Paul doesn't remember going to the bar and slept on someone's porch...doesn't know whose porch...maybe near Howard U.
Does it bother you that I left your underwear hanging in a tree at the zoo? i think the turtles are enjoying it.
I just smoked a bowl in the dining room and am now drinking a glass of chocolate milk. i can't believe i'm getting paid for this.
Let me start this apology by saying I'm sorry that I bit your penis.
Not sure.
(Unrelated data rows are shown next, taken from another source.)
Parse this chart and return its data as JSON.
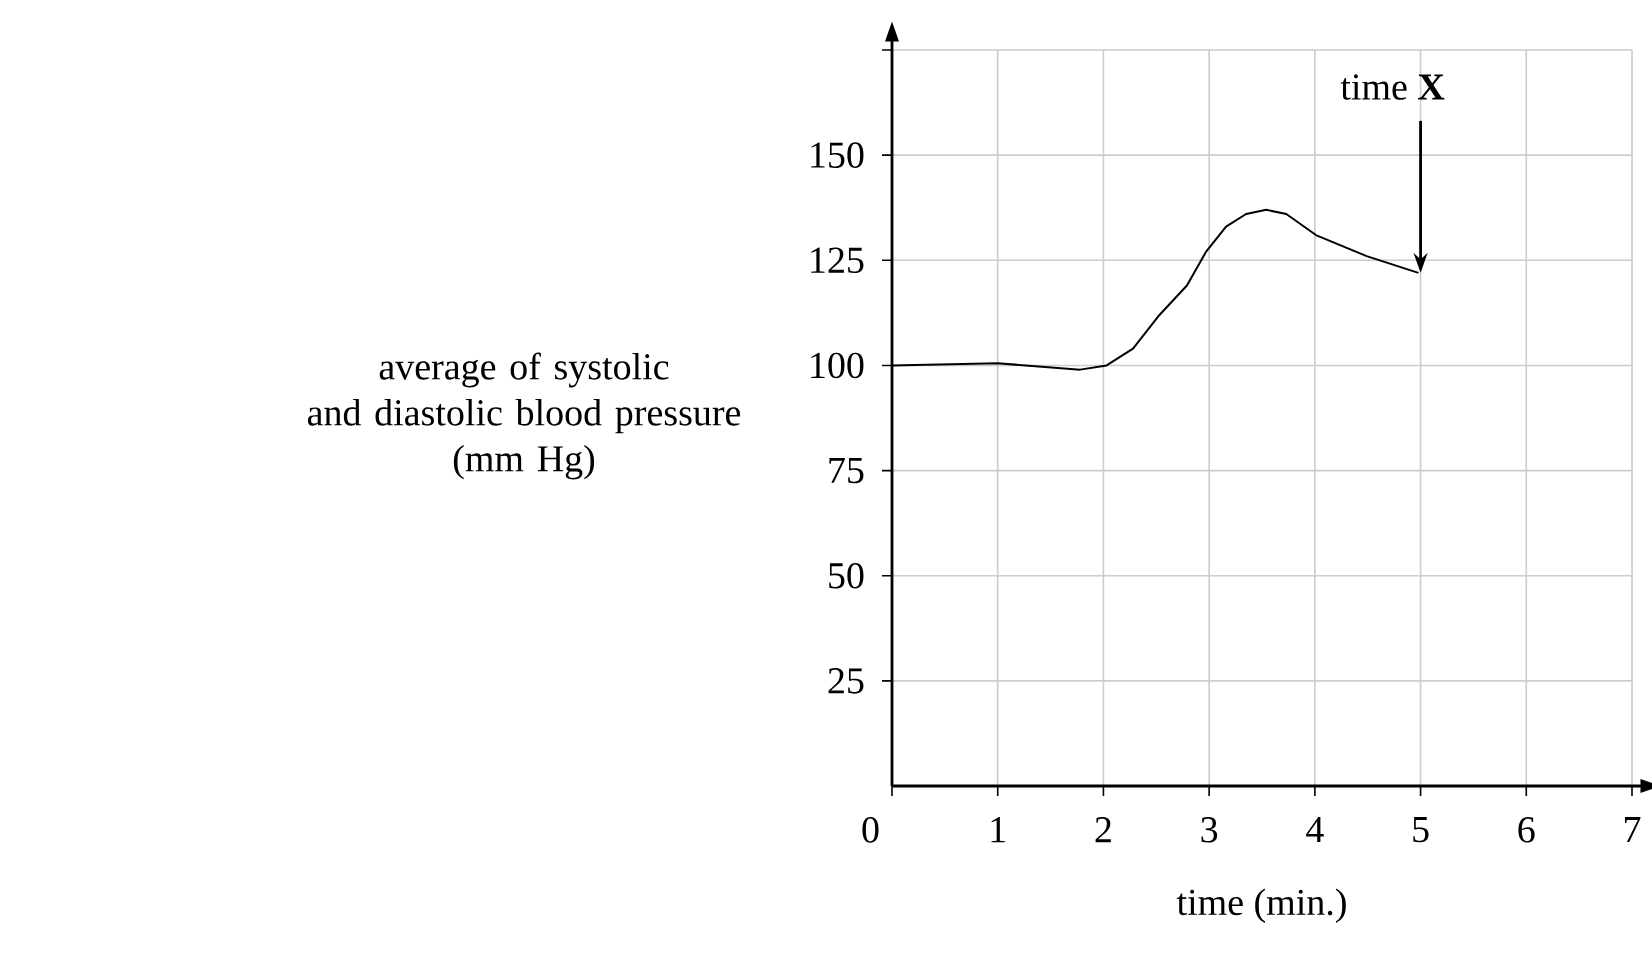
{
  "chart_data": {
    "type": "line",
    "xlabel": "time (min.)",
    "ylabel": "average of systolic and diastolic blood pressure (mm Hg)",
    "x": [
      0,
      1,
      1.78,
      2.03,
      2.28,
      2.53,
      2.79,
      2.97,
      3.16,
      3.35,
      3.54,
      3.73,
      4.01,
      4.49,
      4.98
    ],
    "series": [
      {
        "color": "#000000",
        "values": [
          100,
          100.5,
          99,
          100,
          104,
          112,
          119,
          127,
          133,
          136,
          137,
          136,
          131,
          126,
          122
        ]
      }
    ],
    "xlim": [
      0,
      7
    ],
    "ylim": [
      0,
      175
    ],
    "xticks": [
      {
        "value": 0,
        "label": "0"
      },
      1,
      2,
      3,
      4,
      5,
      6,
      7
    ],
    "yticks": [
      25,
      50,
      75,
      100,
      125,
      150,
      {
        "value": 175,
        "label": null
      }
    ],
    "grid": true,
    "marker": "none",
    "line_style": "solid",
    "annotations": [
      {
        "text": "time **X**",
        "x": 5,
        "y": 122
      }
    ]
  }
}
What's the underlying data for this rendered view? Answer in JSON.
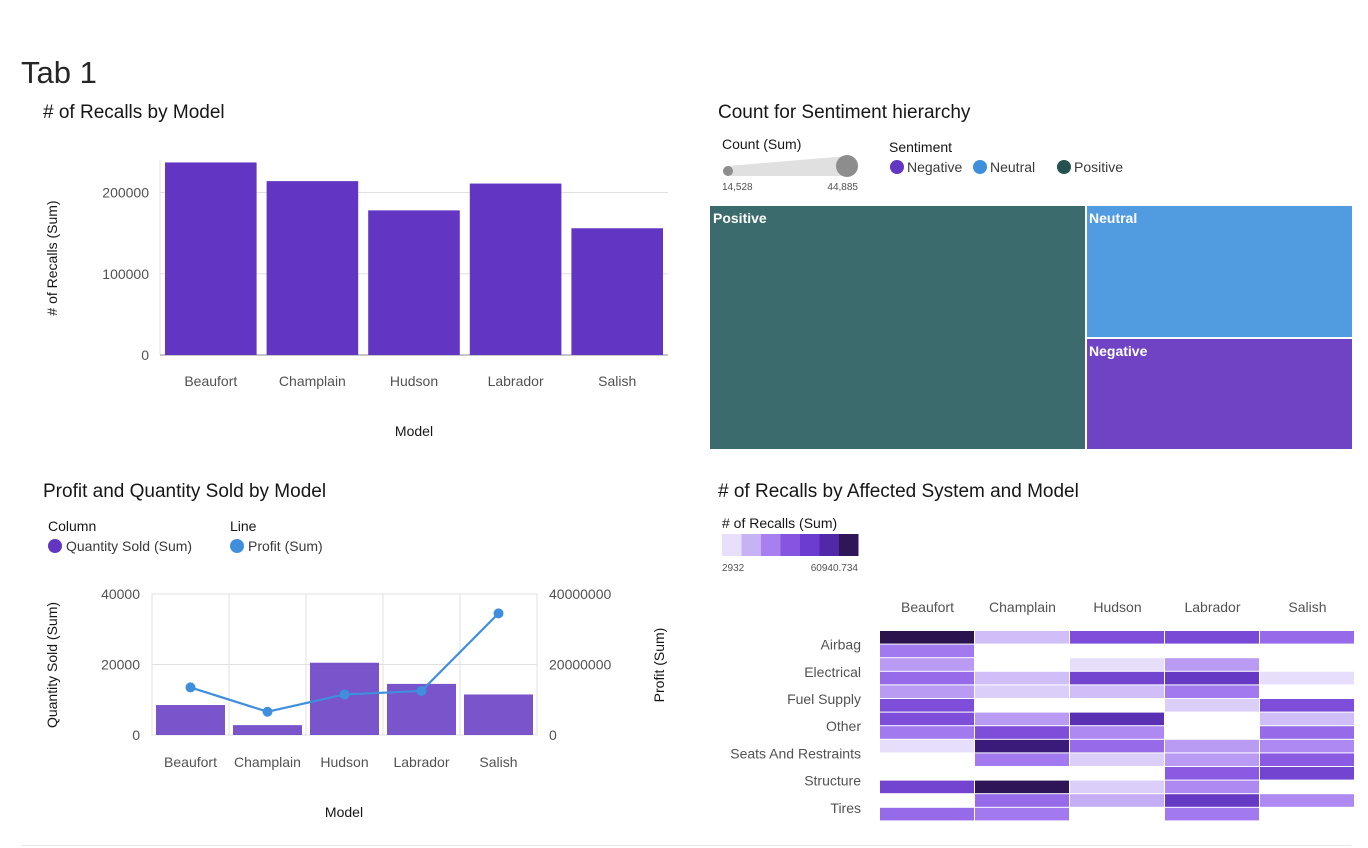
{
  "page": {
    "title": "Tab 1"
  },
  "colors": {
    "purple": "#6236c2",
    "blue": "#3f8fdc",
    "teal": "#3b6b6d",
    "neutral_tile": "#519be0",
    "negative_tile": "#6f43c4"
  },
  "chart_data": [
    {
      "id": "recalls_by_model",
      "type": "bar",
      "title": "# of Recalls by Model",
      "xlabel": "Model",
      "ylabel": "# of Recalls (Sum)",
      "categories": [
        "Beaufort",
        "Champlain",
        "Hudson",
        "Labrador",
        "Salish"
      ],
      "values": [
        237000,
        214000,
        178000,
        211000,
        156000
      ],
      "ylim": [
        0,
        240000
      ],
      "yticks": [
        "0",
        "100000",
        "200000"
      ],
      "ytick_values": [
        0,
        100000,
        200000
      ],
      "grid": true
    },
    {
      "id": "sentiment_hierarchy",
      "type": "treemap",
      "title": "Count for Sentiment hierarchy",
      "size_legend": {
        "title": "Count (Sum)",
        "min_label": "14,528",
        "max_label": "44,885"
      },
      "color_legend": {
        "title": "Sentiment",
        "entries": [
          "Negative",
          "Neutral",
          "Positive"
        ]
      },
      "items": [
        {
          "label": "Positive",
          "value": 44885
        },
        {
          "label": "Neutral",
          "value": 17500
        },
        {
          "label": "Negative",
          "value": 14528
        }
      ]
    },
    {
      "id": "profit_quantity_by_model",
      "type": "bar",
      "title": "Profit and Quantity Sold by Model",
      "xlabel": "Model",
      "ylabel": "Quantity Sold (Sum)",
      "y2label": "Profit (Sum)",
      "legend_groups": [
        {
          "title": "Column",
          "label": "Quantity Sold (Sum)"
        },
        {
          "title": "Line",
          "label": "Profit (Sum)"
        }
      ],
      "categories": [
        "Beaufort",
        "Champlain",
        "Hudson",
        "Labrador",
        "Salish"
      ],
      "series": [
        {
          "name": "Quantity Sold (Sum)",
          "type": "bar",
          "values": [
            8500,
            2800,
            20500,
            14500,
            11500
          ]
        },
        {
          "name": "Profit (Sum)",
          "type": "line",
          "values": [
            13500000,
            6600000,
            11500000,
            12500000,
            34500000
          ]
        }
      ],
      "ylim": [
        0,
        40000
      ],
      "y2lim": [
        0,
        40000000
      ],
      "yticks": [
        "0",
        "20000",
        "40000"
      ],
      "y2ticks": [
        "0",
        "20000000",
        "40000000"
      ],
      "grid": true
    },
    {
      "id": "recalls_heatmap",
      "type": "heatmap",
      "title": "# of Recalls by Affected System and Model",
      "legend": {
        "title": "# of Recalls (Sum)",
        "min_label": "2932",
        "max_label": "60940.734"
      },
      "columns": [
        "Beaufort",
        "Champlain",
        "Hudson",
        "Labrador",
        "Salish"
      ],
      "row_labels": [
        "Airbag",
        "Electrical",
        "Fuel Supply",
        "Other",
        "Seats And Restraints",
        "Structure",
        "Tires"
      ],
      "intensity_rows": [
        [
          1.0,
          0.25,
          0.6,
          0.62,
          0.5
        ],
        [
          0.45,
          0.0,
          0.0,
          0.0,
          0.0
        ],
        [
          0.35,
          0.0,
          0.15,
          0.35,
          0.0
        ],
        [
          0.5,
          0.25,
          0.65,
          0.7,
          0.15
        ],
        [
          0.35,
          0.2,
          0.25,
          0.45,
          0.0
        ],
        [
          0.6,
          0.0,
          0.0,
          0.2,
          0.6
        ],
        [
          0.6,
          0.35,
          0.75,
          0.0,
          0.25
        ],
        [
          0.45,
          0.6,
          0.4,
          0.0,
          0.5
        ],
        [
          0.15,
          0.9,
          0.5,
          0.35,
          0.4
        ],
        [
          0.0,
          0.45,
          0.2,
          0.35,
          0.55
        ],
        [
          0.0,
          0.0,
          0.0,
          0.55,
          0.65
        ],
        [
          0.65,
          0.98,
          0.2,
          0.4,
          0.0
        ],
        [
          0.0,
          0.5,
          0.3,
          0.7,
          0.4
        ],
        [
          0.5,
          0.45,
          0.0,
          0.45,
          0.0
        ]
      ]
    }
  ]
}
We'll pass out on that bridge when we stumble to it.
She just told me her legs are numb and that she dedicated her karaoke of ice ice baby to her 4 month old son.
Survival tip #3: while you're hooking up with him, don't say he reminds you of his brother
The strip clubs here are like a safari of penis, and I'm gonna bag me a rhino.
Well, when you bump into your parents at a swingers meetup, it's time to change cities
On a scale of zero to "unmitigated disaster," how drunk is he?
i was on the fire escape while he ate me out for a while before i realized he had shut the door behind us and locked us out and i proceeded to climb down the stairs and climb back into the party through the window.
i can only hope to be on your level one day.
You punched me in the face while blackout. 20 min later I told you I'd been punched in the face and you yelled 'by who, imma go kill 'em!'
I was just dry heaving outside of the Chem building when a guided tour walked by. Welcome to the Maritimes kids...
Having Father’s Day on Pride weekend is always so awkward. “Hey dad just calling to say I love you.” While I’m navigating my way through a pop up pool at a bar riding a penis floatie. Happy Father’s Day.
She dry humped my leg in the raw while I was still dressed, came, and then fell asleep on top of me. All I got was a bruised thigh. 2020 needs to end.